I’m a big fan of visiting Europe in the fall — England, France, Germany and Scandinavia in September and early October; southern Europe until early December.
It’s very refreshing to be able to visit the top museums and visitor attractions without coping with huge lines and wall-to-wall people — and to take the Amalfi Drive without fighting bumper-to-bumper traffic.
You can find off-season hotel deals in the countryside, but not in the big cities, where business travel replaces tourist travel.
The official Oktoberfest in Munich, Germany will run from September 21 through October 6. If you don’t want to go that far for beer and pretzels, the big Oktoberfest in Kitchener-Waterloo, Ontario, runs October 11 through October 19, and Cincinnati, Ohio’s runs October 20 through October 22.
The similar Wurstfest in New Braunfels, Texas, runs November 1 through November 10. And if those are still too far, funtober.com/Oktoberfest/us lists Oktoberfest action in all 50 states.
The 2019 “October Classic” runs October 22 through October 30, and although nobody knows for sure which teams will be in it, FiveThirtyEight gives the Los Angeles Dodgers a close to 50-50 chance of playing. Consider a cancellable hotel reservation.
Peak fall foliage months generally run from September through early November, with the peak season early in the north and later in the south.

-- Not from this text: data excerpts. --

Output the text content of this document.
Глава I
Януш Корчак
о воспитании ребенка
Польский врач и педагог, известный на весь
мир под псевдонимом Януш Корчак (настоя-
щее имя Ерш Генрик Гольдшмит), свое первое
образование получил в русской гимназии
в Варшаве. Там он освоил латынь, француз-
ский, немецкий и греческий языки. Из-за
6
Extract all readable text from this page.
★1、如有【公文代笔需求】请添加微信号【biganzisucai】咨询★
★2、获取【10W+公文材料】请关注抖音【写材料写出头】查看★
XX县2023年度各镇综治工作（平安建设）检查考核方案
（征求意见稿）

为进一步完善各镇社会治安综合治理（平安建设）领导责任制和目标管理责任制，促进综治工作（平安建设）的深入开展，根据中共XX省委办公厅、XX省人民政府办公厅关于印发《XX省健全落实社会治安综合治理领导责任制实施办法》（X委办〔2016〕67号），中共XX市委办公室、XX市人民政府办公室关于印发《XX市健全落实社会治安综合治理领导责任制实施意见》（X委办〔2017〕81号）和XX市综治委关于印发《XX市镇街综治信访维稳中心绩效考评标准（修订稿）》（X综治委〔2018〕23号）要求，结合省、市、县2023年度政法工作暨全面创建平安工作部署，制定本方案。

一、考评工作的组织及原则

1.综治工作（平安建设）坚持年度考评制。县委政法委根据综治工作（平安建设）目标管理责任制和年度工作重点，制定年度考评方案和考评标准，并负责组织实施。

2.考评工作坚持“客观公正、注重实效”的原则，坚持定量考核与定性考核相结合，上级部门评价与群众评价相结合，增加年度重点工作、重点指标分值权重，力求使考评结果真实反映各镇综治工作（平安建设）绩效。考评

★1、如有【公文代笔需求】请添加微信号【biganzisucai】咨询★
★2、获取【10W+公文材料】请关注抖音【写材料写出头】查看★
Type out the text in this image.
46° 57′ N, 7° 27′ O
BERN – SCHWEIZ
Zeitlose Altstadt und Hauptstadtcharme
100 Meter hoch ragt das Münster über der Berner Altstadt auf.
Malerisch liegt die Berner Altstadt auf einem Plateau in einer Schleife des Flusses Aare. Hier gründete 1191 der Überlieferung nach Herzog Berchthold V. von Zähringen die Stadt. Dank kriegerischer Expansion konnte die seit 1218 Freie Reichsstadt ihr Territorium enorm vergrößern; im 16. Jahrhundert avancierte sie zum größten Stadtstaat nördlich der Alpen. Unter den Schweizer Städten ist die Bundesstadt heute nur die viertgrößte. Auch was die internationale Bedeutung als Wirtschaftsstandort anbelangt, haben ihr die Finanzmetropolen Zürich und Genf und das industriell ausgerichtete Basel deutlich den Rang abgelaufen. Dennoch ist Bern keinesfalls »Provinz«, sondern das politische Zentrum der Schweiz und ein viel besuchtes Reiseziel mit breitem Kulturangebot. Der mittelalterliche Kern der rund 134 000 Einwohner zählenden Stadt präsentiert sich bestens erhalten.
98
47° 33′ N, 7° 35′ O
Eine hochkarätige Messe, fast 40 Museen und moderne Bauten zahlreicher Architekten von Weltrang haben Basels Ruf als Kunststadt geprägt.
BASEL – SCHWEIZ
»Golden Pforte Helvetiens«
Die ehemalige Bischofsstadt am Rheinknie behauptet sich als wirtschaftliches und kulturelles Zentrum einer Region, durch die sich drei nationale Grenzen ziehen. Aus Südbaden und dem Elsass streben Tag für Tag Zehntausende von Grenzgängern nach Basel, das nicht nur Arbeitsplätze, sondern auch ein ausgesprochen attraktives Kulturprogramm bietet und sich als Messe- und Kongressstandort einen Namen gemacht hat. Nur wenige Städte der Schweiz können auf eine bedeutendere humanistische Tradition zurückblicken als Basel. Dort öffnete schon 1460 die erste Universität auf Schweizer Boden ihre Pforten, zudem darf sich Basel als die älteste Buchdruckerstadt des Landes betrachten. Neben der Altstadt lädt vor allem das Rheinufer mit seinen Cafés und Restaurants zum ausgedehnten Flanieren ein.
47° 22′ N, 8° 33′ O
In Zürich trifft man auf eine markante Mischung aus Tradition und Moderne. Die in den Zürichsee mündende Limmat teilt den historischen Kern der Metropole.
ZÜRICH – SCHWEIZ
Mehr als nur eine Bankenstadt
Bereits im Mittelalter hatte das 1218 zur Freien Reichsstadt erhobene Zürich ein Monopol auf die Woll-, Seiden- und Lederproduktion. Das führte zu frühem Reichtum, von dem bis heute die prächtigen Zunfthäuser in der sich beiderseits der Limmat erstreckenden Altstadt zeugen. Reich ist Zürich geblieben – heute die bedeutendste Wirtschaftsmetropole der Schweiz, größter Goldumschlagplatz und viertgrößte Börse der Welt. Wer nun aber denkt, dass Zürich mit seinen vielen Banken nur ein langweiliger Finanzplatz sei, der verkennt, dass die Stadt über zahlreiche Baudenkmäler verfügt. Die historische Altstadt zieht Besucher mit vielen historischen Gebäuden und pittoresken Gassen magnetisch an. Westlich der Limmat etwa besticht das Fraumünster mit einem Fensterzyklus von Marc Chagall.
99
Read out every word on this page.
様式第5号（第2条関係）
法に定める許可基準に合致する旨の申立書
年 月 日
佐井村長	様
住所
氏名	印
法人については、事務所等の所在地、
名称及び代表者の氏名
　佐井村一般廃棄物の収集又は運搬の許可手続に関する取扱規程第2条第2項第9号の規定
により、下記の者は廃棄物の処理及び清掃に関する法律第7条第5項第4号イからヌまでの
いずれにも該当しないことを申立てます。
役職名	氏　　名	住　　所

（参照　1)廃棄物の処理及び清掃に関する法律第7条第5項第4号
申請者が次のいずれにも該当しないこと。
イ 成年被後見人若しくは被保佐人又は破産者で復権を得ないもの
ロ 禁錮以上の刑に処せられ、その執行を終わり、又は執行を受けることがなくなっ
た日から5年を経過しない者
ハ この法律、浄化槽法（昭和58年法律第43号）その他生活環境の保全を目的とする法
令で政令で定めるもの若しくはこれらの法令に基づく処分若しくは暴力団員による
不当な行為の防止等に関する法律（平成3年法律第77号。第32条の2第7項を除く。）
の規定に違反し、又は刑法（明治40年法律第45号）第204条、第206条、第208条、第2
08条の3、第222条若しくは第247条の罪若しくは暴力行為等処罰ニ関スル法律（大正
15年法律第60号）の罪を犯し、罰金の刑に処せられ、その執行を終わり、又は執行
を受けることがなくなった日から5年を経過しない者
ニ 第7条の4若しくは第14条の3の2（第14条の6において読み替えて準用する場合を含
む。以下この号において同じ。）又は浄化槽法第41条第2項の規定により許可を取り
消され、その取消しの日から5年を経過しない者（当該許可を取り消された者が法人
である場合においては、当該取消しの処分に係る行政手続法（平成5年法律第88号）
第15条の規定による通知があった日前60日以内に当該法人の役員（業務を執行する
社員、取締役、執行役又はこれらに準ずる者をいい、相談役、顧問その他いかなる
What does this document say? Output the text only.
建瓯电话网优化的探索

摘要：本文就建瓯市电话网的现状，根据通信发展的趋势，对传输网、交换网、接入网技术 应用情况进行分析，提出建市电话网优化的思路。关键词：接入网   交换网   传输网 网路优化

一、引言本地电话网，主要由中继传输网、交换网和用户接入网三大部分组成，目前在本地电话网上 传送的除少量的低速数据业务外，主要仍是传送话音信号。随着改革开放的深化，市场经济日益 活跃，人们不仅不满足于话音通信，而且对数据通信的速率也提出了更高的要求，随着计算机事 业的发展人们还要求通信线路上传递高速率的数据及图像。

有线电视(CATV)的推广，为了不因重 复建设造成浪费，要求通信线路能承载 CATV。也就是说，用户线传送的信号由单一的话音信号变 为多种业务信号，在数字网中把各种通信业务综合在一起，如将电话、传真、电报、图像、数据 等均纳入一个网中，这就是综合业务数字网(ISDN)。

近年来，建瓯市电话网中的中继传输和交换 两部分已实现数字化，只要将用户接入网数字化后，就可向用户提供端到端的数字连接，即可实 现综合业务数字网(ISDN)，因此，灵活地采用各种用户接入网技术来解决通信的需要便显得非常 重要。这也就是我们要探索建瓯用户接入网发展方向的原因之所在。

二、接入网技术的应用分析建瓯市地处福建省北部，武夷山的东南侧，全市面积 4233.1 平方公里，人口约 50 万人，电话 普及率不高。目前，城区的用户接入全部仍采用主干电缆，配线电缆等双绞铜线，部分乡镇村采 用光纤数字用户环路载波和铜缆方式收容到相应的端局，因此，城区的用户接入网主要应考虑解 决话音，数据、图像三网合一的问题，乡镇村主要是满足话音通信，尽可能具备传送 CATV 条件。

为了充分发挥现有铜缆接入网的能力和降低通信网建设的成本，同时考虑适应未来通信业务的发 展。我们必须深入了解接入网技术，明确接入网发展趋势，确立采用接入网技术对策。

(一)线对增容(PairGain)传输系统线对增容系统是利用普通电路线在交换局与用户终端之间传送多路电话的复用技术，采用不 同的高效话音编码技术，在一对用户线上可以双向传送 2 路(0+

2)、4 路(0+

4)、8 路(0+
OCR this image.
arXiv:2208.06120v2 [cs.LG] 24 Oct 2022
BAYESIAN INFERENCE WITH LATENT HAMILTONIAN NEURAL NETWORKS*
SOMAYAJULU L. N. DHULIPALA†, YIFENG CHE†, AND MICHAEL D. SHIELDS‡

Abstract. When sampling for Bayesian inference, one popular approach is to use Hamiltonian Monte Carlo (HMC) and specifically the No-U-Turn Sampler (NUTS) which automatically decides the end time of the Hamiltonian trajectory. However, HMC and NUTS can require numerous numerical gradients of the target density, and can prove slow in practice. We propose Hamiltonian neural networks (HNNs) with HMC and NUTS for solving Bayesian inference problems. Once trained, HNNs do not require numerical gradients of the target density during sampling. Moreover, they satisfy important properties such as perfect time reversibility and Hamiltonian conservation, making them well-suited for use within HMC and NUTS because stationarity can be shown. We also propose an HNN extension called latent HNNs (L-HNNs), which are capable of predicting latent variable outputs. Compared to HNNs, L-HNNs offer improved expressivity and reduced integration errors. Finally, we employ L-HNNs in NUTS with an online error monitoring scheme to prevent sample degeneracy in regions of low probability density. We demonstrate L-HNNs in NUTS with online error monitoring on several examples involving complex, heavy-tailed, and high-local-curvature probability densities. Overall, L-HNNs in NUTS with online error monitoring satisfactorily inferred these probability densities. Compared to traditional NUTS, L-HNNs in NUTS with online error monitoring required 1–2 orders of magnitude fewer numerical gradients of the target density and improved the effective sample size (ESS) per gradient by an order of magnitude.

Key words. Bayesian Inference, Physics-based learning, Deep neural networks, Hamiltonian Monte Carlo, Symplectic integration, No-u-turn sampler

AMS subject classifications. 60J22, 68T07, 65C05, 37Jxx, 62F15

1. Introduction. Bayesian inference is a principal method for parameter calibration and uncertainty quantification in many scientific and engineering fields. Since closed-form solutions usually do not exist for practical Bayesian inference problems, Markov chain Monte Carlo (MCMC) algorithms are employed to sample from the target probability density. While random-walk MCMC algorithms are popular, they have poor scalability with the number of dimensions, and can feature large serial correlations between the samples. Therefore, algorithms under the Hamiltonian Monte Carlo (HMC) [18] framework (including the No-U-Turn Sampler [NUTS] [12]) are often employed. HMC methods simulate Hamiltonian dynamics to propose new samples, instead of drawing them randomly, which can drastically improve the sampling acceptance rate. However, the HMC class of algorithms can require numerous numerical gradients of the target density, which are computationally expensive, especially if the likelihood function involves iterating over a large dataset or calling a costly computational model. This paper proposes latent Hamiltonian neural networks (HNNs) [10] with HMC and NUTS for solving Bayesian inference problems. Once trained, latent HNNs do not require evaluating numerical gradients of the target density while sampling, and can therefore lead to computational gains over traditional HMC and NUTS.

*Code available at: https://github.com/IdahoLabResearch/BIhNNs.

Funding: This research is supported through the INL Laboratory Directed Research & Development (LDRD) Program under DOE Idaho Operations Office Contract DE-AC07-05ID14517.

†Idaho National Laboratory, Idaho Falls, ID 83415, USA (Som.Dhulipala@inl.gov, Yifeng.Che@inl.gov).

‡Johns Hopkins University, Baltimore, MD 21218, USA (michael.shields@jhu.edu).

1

The official websites that track foliage aren’t up yet for 2019, but keep checking foliagenetwork.com, with separate regional reports for the northeast, midwest and southeast, and stormfax.com/foliagemap.htm, with a national map and links to state and regional fall foliage websites and hotlines.
How to find a deal
Start monitoring fall deals through a few of the free deal bulletins: airfarewatchdog.com and others for airfares; cruisecritic.com and others for cruises.
You have plenty of time to wait for a good deal — until about a month before you want to travel — but as soon as you see a good deal, pounce on it.
At this writing, for example, United is offering round-trips from Newark to Paris for $257. Don’t hesitate to make a fully cancellable hotel reservation as soon as you see a good price; cancel and rebook if you find a better deal later on.